Since custom fields can only be created by users with full administrator privileges, the attack surface is somewhat limited. However, combined with another bug in the Repositories module, which uses the project identifier without sanitation to generate the checkout path for a git repository on the filesystem, an attacker can checkout a git repository to an arbitrary path on the server.
If the checkout occurs within certain paths of the OpenProject application, upon the next restart, the attacker can inject Ruby code into the application.

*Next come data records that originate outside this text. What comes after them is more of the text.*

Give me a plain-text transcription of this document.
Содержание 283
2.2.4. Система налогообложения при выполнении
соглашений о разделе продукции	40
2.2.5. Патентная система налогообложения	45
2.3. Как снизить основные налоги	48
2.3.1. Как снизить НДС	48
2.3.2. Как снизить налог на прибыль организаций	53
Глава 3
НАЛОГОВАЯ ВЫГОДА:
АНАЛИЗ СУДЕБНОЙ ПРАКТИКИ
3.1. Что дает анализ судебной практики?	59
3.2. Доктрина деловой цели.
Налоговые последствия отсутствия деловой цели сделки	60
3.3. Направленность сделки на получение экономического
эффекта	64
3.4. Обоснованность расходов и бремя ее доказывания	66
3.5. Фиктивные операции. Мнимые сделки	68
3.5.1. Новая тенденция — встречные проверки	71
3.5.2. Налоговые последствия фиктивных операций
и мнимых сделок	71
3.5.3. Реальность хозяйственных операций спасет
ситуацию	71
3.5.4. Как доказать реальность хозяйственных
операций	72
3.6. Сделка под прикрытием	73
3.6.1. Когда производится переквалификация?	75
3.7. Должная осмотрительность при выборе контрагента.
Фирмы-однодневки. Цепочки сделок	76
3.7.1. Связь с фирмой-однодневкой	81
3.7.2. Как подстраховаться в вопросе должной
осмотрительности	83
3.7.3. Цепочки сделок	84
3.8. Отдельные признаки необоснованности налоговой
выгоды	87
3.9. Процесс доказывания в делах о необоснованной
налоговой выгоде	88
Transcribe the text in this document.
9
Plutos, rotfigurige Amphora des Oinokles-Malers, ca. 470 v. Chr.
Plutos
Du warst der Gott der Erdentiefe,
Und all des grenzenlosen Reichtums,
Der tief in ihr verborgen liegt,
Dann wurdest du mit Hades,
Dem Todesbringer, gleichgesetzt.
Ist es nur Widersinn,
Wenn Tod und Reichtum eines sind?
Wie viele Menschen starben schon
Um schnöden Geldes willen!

The project identifier cannot be manually edited to include special characters, so this must be done via the SQL injection vulnerability.
The issue is fixed in versions 16.6.9, 17.0.6, 17.1.3, and 17.2.1 of OpenProject.
How can this vulnerability impact me? :
This vulnerability can have severe impacts including unauthorized execution of arbitrary SQL commands, which can lead to data leakage, data corruption, or unauthorized data modification.
Additionally, by exploiting a related bug, an attacker can checkout a git repository to an arbitrary path on the server and inject malicious Ruby code into the OpenProject application. This can lead to remote code execution, potentially allowing full control over the application and underlying server.
Because the vulnerability requires administrator privileges to create custom fields, the risk is somewhat reduced but still significant if an attacker gains such privileges or exploits other vulnerabilities.
How does this vulnerability affect compliance with common standards and regulations (like GDPR, HIPAA)?:
I don't know
How can this vulnerability be detected on my network or system? Can you suggest some commands?
I don't know
What immediate steps should I take to mitigate this vulnerability?
To mitigate this vulnerability, you should upgrade OpenProject to one of the fixed versions: 16.6.9, 17.0.6, 17.1.3, or 17.2.1.
Since the vulnerability involves SQL injection via custom fields and arbitrary code injection through the Repositories module, applying the official patches in these versions is critical to prevent exploitation.